Estimation of aboveground tree carbon stock using SPOT-HRG data (a case study: Darabkola forests)

Forests are among the most important carbon sinks on earth. However, their complex structure and vast areas preclude accurate estimation of forest carbon stocks. Data sets from forest monitoring using advanced satellite imagery are now used in international policy agreements. Data sets enable tracking of emissions of CO₂ into the atmosphere caused by deforestation and other types of land-use changes. The aim of this study is to determine the capability of SPOT-HRG Satellite data to estimate aboveground carbon stock in a district of Darabkola research and training forest, Iran.
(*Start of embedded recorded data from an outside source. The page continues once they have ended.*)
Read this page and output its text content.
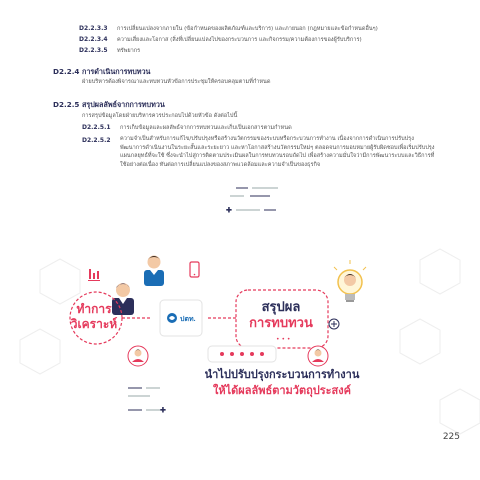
D2.2.3.3 การเปลี่ยนแปลงจากภายใน (ข้อกำหนดของผลิตภัณฑ์และบริการ) และภายนอก (กฎหมายและข้อกำหนดอื่นๆ)
D2.2.3.4 ความเสี่ยงและโอกาส (สิ่งที่เปลี่ยนแปลงไปของกระบวนการ และกิจกรรม/ความต้องการของผู้รับบริการ)
D2.2.3.5 ทรัพยากร
D2.2.4 การดำเนินการทบทวน
ฝ่ายบริหารต้องพิจารณาและทบทวนหัวข้อการประชุมให้ครอบคลุมตามที่กำหนด
D2.2.5 สรุปผลลัพธ์จากการทบทวน
การสรุปข้อมูลโดยฝ่ายบริหารควรประกอบไปด้วยหัวข้อ ดังต่อไปนี้
D2.2.5.1 การเก็บข้อมูลและผลลัพธ์จากการทบทวนและเก็บเป็นเอกสารตามกำหนด
D2.2.5.2 ความจำเป็นสำหรับการแก้ไข/ปรับปรุงหรือสร้างนวัตกรรมของระบบหรือกระบวนการทำงาน เนื่องจากการดำเนินการปรับปรุงพัฒนาการดำเนินงานในระยะสั้นและระยะยาว และหาโอกาสสร้างนวัตกรรมใหม่ๆ ตลอดจนการมอบหมายผู้รับผิดชอบเพื่อเริ่มปรับปรุงแผนกลยุทธ์ที่จะใช้ ซึ่งจะนำไปสู่การติดตามประเมินผลในการทบทวนรอบถัดไป เพื่อสร้างความมั่นใจว่ามีการพัฒนาระบบและวิธีการที่ใช้อย่างต่อเนื่อง ทันต่อการเปลี่ยนแปลงของสภาพแวดล้อมและความจำเป็นของธุรกิจ
+
+
ทำการ
วิเคราะห์	ปตท.
สรุปผล
การทบทวน
• • •
นำไปปรับปรุงกระบวนการทำงาน
ให้ได้ผลลัพธ์ตามวัตถุประสงค์
225
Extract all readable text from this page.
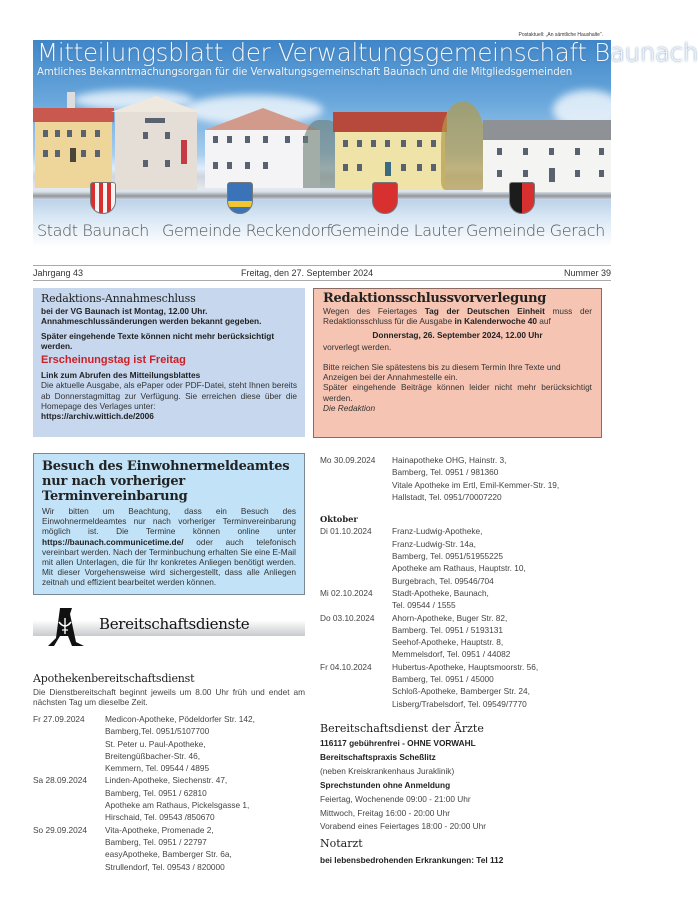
Postaktuell: „An sämtliche Haushalte“.
Mitteilungsblatt der Verwaltungsgemeinschaft Baunach
Amtliches Bekanntmachungsorgan für die Verwaltungsgemeinschaft Baunach und die Mitgliedsgemeinden
Stadt Baunach Gemeinde Reckendorf
Gemeinde Lauter Gemeinde Gerach
Jahrgang 43	Freitag, den 27. September 2024	Nummer 39
Redaktions-Annahmeschluss
bei der VG Baunach ist Montag, 12.00 Uhr.
Annahmeschlussänderungen werden bekannt gegeben.
Später eingehende Texte können nicht mehr berücksichtigt werden.
Erscheinungstag ist Freitag
Link zum Abrufen des Mitteilungsblattes
Die aktuelle Ausgabe, als ePaper oder PDF-Datei, steht Ihnen bereits ab Donnerstagmittag zur Verfügung. Sie erreichen diese über die Homepage des Verlages unter:
https://archiv.wittich.de/2006
Redaktionsschlussvorverlegung
Wegen des Feiertages Tag der Deutschen Einheit muss der Redaktionsschluss für die Ausgabe in Kalenderwoche 40 auf
Donnerstag, 26. September 2024, 12.00 Uhr
vorverlegt werden.
Bitte reichen Sie spätestens bis zu diesem Termin Ihre Texte und Anzeigen bei der Annahmestelle ein.
Später eingehende Beiträge können leider nicht mehr berücksichtigt werden.
Die Redaktion
Besuch des Einwohnermeldeamtes nur nach vorheriger Terminvereinbarung
Wir bitten um Beachtung, dass ein Besuch des Einwohnermeldeamtes nur nach vorheriger Terminvereinbarung möglich ist. Die Termine können online unter https://baunach.communicetime.de/ oder auch telefonisch vereinbart werden. Nach der Terminbuchung erhalten Sie eine E-Mail mit allen Unterlagen, die für Ihr konkretes Anliegen benötigt werden. Mit dieser Vorgehensweise wird sichergestellt, dass alle Anliegen zeitnah und effizient bearbeitet werden können.
Bereitschaftsdienste
Apothekenbereitschaftsdienst
Die Dienstbereitschaft beginnt jeweils um 8.00 Uhr früh und endet am nächsten Tag um dieselbe Zeit.
Fr 27.09.2024	Medicon-Apotheke, Pödeldorfer Str. 142,
Bamberg,Tel. 0951/5107700
St. Peter u. Paul-Apotheke,
Breitengüßbacher-Str. 46,
Kemmern, Tel. 09544 / 4895
Sa 28.09.2024	Linden-Apotheke, Siechenstr. 47,
Bamberg, Tel. 0951 / 62810
Apotheke am Rathaus, Pickelsgasse 1,
Hirschaid, Tel. 09543 /850670
So 29.09.2024	Vita-Apotheke, Promenade 2,
Bamberg, Tel. 0951 / 22797
easyApotheke, Bamberger Str. 6a,
Strullendorf, Tel. 09543 / 820000
Mo 30.09.2024	Hainapotheke OHG, Hainstr. 3,
Bamberg, Tel. 0951 / 981360
Vitale Apotheke im Ertl, Emil-Kemmer-Str. 19,
Hallstadt, Tel. 0951/70007220
Oktober
Di 01.10.2024	Franz-Ludwig-Apotheke,
Franz-Ludwig-Str. 14a,
Bamberg, Tel. 0951/51955225
Apotheke am Rathaus, Hauptstr. 10,
Burgebrach, Tel. 09546/704
Mi 02.10.2024	Stadt-Apotheke, Baunach,
Tel. 09544 / 1555
Do 03.10.2024	Ahorn-Apotheke, Buger Str. 82,
Bamberg. Tel. 0951 / 5193131
Seehof-Apotheke, Hauptstr. 8,
Memmelsdorf, Tel. 0951 / 44082
Fr 04.10.2024	Hubertus-Apotheke, Hauptsmoorstr. 56,
Bamberg, Tel. 0951 / 45000
Schloß-Apotheke, Bamberger Str. 24,
Lisberg/Trabelsdorf, Tel. 09549/7770
Bereitschaftsdienst der Ärzte
116117 gebührenfrei - OHNE VORWAHL
Bereitschaftspraxis Scheßlitz
(neben Kreiskrankenhaus Juraklinik)
Sprechstunden ohne Anmeldung
Feiertag, Wochenende 09:00 - 21:00 Uhr
Mittwoch, Freitag 16:00 - 20:00 Uhr
Vorabend eines Feiertages 18:00 - 20:00 Uhr
Notarzt
bei lebensbedrohenden Erkrankungen: Tel 112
Preprocessing to eliminate or reduce geometric error and atmospheric error were performed on the images. Using cluster sampling, 165 sample plots were taken. Of 165 plots, 81 were in natural habitats, and 84 were in forest plantations. Following the collection of ground data, biomass and carbon stocks were quantified for the sample plots on a per hectare basis. Nonparametric regression models such as support vector regression were used for modeling purposes with different kernels including linear, sigmoid, polynomial, and radial basis function. The results showed that a third-degree polynomial was the best model for the entire studied areas having an root mean square error, bias and accuracy, respectively, of 38.41, 5.31, and 62.2; 42.77, 16.58, and 57.3% for the best polynomial for natural forest; and 44.71, 2.31, and 64.3% for afforestation. Overall, these results indicate that SPOT-HRG satellite data and support vector machines are useful for estimating aboveground carbon stock.